Despite halting production at its Wieze plant in Belgium after discovering salmonella in a production lot on June 27, Barry Callebaut AG achieved volume growth of 5.3% in the 2021-22 fiscal year.
“I'm very happy also that we could share two weeks ago that the world's largest chocolate factory is running again at its normal capacity,” Peter Boone, chief executive officer, said during a Nov. 1 conference call with analysts to discuss the company’s financial performance.
“We were on a very, very strong growth trajectory in the first nine months, which was impacted by the Wieze incident in the fourth quarter,” Boone said. “Despite this, we still achieved a strong volume growth of 5.3%, and mainly driven by a strong [trade] performance of 5.9%. This is well ahead of the flat underlying chocolate confectionery market according to Nielsen.”
In fiscal 2021-22, sales volume of 2.31 million tonnes was up 5.3% from 2.19 million tonnes in 2020-21. Sales revenue of 8.09 billion Swiss francs ($8.07 billion) was up 12.3% from 7.21 billion Swiss francs in 2020-21. Net profit for the year contracted 6.1% in 2021-22 to 360.9 million Swiss francs ($360.1 million) from 384.5 million Swiss francs in 2020-21.
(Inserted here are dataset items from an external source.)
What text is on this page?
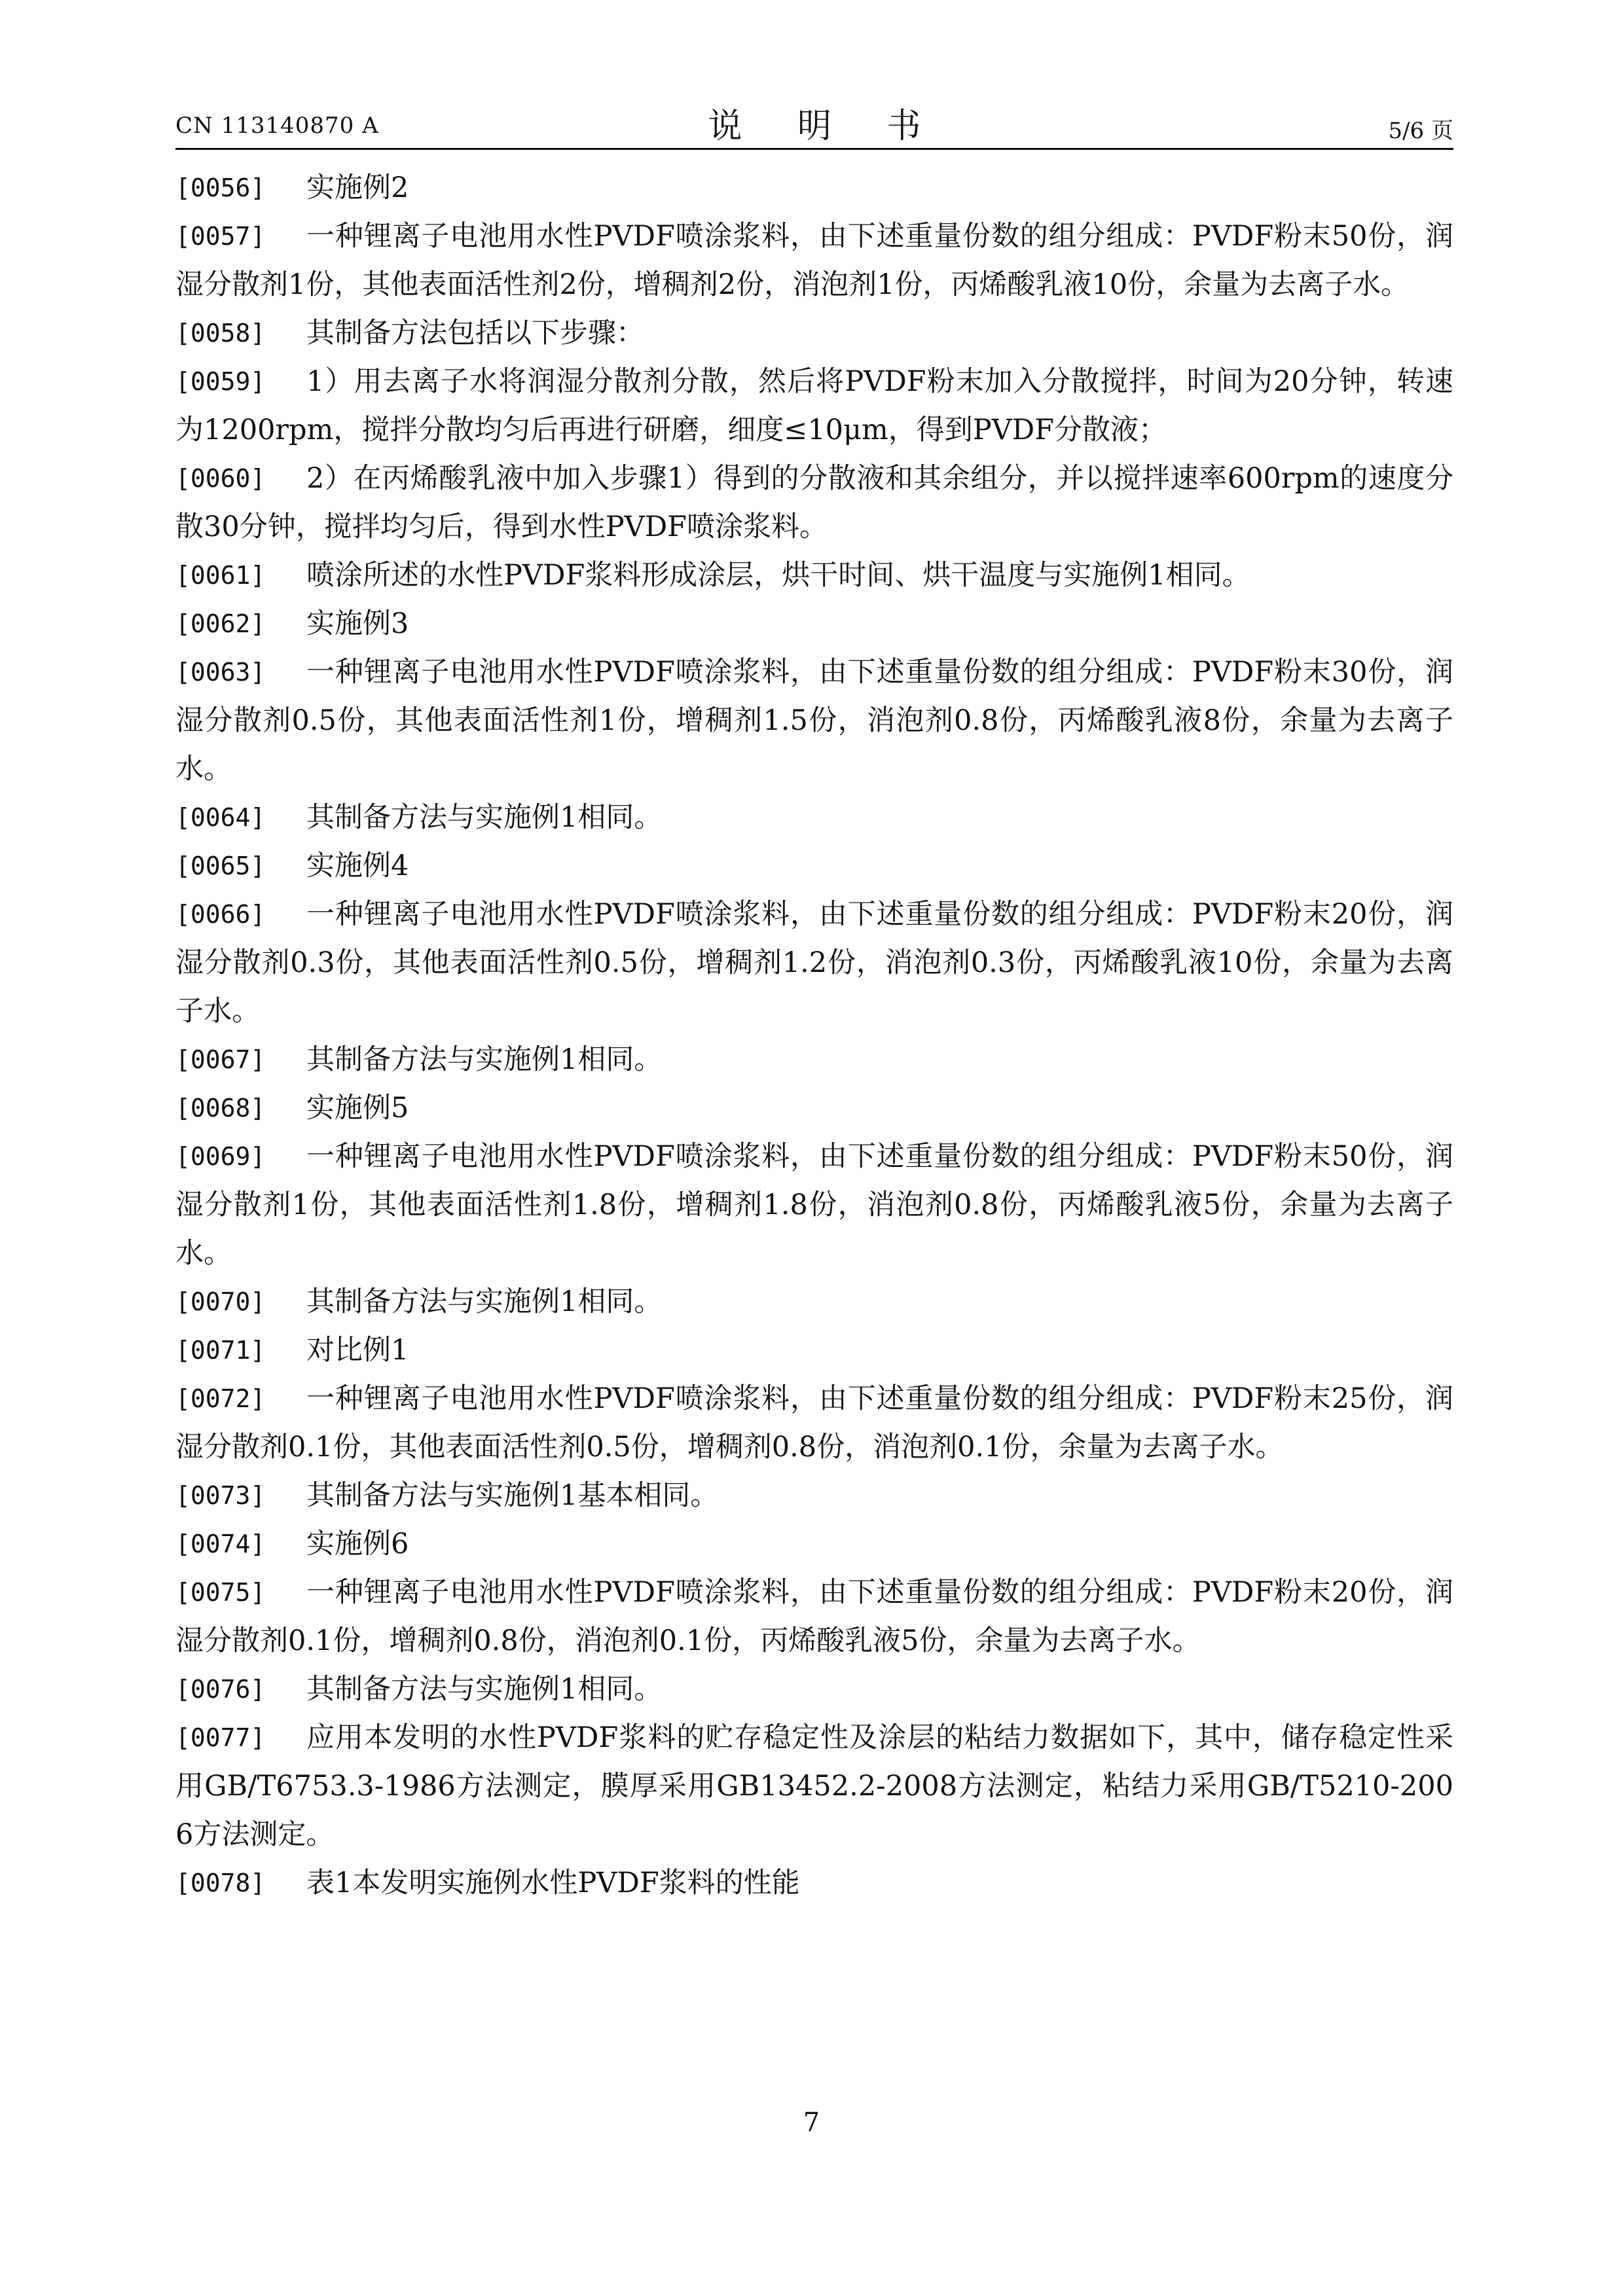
CN 113140870 A	说 明 书	5/6 页
[0056] 实施例2
[0057] 一种锂离子电池用水性PVDF喷涂浆料，由下述重量份数的组分组成：PVDF粉末50份，润湿分散剂1份，其他表面活性剂2份，增稠剂2份，消泡剂1份，丙烯酸乳液10份，余量为去离子水。
[0058] 其制备方法包括以下步骤：
[0059] 1）用去离子水将润湿分散剂分散，然后将PVDF粉末加入分散搅拌，时间为20分钟，转速为1200rpm，搅拌分散均匀后再进行研磨，细度≤10μm，得到PVDF分散液；
[0060] 2）在丙烯酸乳液中加入步骤1）得到的分散液和其余组分，并以搅拌速率600rpm的速度分散30分钟，搅拌均匀后，得到水性PVDF喷涂浆料。
[0061] 喷涂所述的水性PVDF浆料形成涂层，烘干时间、烘干温度与实施例1相同。
[0062] 实施例3
[0063] 一种锂离子电池用水性PVDF喷涂浆料，由下述重量份数的组分组成：PVDF粉末30份，润湿分散剂0.5份，其他表面活性剂1份，增稠剂1.5份，消泡剂0.8份，丙烯酸乳液8份，余量为去离子水。
[0064] 其制备方法与实施例1相同。
[0065] 实施例4
[0066] 一种锂离子电池用水性PVDF喷涂浆料，由下述重量份数的组分组成：PVDF粉末20份，润湿分散剂0.3份，其他表面活性剂0.5份，增稠剂1.2份，消泡剂0.3份，丙烯酸乳液10份，余量为去离子水。
[0067] 其制备方法与实施例1相同。
[0068] 实施例5
[0069] 一种锂离子电池用水性PVDF喷涂浆料，由下述重量份数的组分组成：PVDF粉末50份，润湿分散剂1份，其他表面活性剂1.8份，增稠剂1.8份，消泡剂0.8份，丙烯酸乳液5份，余量为去离子水。
[0070] 其制备方法与实施例1相同。
[0071] 对比例1
[0072] 一种锂离子电池用水性PVDF喷涂浆料，由下述重量份数的组分组成：PVDF粉末25份，润湿分散剂0.1份，其他表面活性剂0.5份，增稠剂0.8份，消泡剂0.1份，余量为去离子水。
[0073] 其制备方法与实施例1基本相同。
[0074] 实施例6
[0075] 一种锂离子电池用水性PVDF喷涂浆料，由下述重量份数的组分组成：PVDF粉末20份，润湿分散剂0.1份，增稠剂0.8份，消泡剂0.1份，丙烯酸乳液5份，余量为去离子水。
[0076] 其制备方法与实施例1相同。
[0077] 应用本发明的水性PVDF浆料的贮存稳定性及涂层的粘结力数据如下，其中，储存稳定性采用GB/T6753.3-1986方法测定，膜厚采用GB13452.2-2008方法测定，粘结力采用GB/T5210-2006方法测定。
[0078] 表1本发明实施例水性PVDF浆料的性能
7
“As indicated in the nine months sales update in July, the Salmonella incident in the Wieze factory had a notable financial impact of minus 76.9 million Swiss francs,” said Ben De Schryver, chief financial officer. “This net one-off impact includes the estimated cost of fulfilling contractual obligations, the cost of cleaning, destruction and transportation net of insurance. The direct loss volume and related profits are included in the reported results.
“And lastly, the closure of our chocolate factory in Morton in the UK led to a cost of 7.8 million Swiss francs. In summary, the three nonrecurring items amounted to minus 71.2 million Swiss francs on the operating results, leading to an EBIT reported of 553.5 million Swiss francs versus a recurring of 624.7 million Swiss francs impacting mainly region EMEA and due to the Brazilian tax recovery Region Americas and Global Cocoa.”
In Gourmet & Specialties, volume rose 22.5% to 299,692 tonnes from 244,568 in 2020-21. Revenue increased 24.3% to 1.39 billion Swiss francs, up from 1.12 billion Swiss francs. “The Gourmet & Specialties business was not immediately impacted by the incident and continued its strong growth trajectory,” Mr. De Schryver said.
In the Americas region, volume rose 6.4% to 649,389 tonnes from 610, 133 in 2020-21. Revenue increased 19.7% to 2.19 billion Swiss francs, up from 1.83 billion Swiss francs. “Region Americas exemplary showed strong smart growth, leading to double-digit EBIT increase,” Mr. De Schryver said.
“Sales volume reached a record level of close to 650,000 tonnes up 6.4%, clearly outpacing the regional underlying chocolate confection market. This was achieved thanks to the food manufacturers volume growth that was broad-based and supported by ongoing trends for better-for-you products. Gourmet & Specialties continued strong volume growth from north to south. This strong smart growth in both segments translated into double-digit recurring EBIT increase of 14.8% in local currencies.”
The board of directors has proposed the election of Thomas Intrator as a new member of the board. Mr. Intrator led a career in international shipping, trading, energy and risk management at Cargill, culminating in his latest role as president and CEO of Cargill SA. “His expertise in energy, logistics, trading and risk management will make a significant contribution to expand the board expertise in these important areas,” Barry Callebaut said.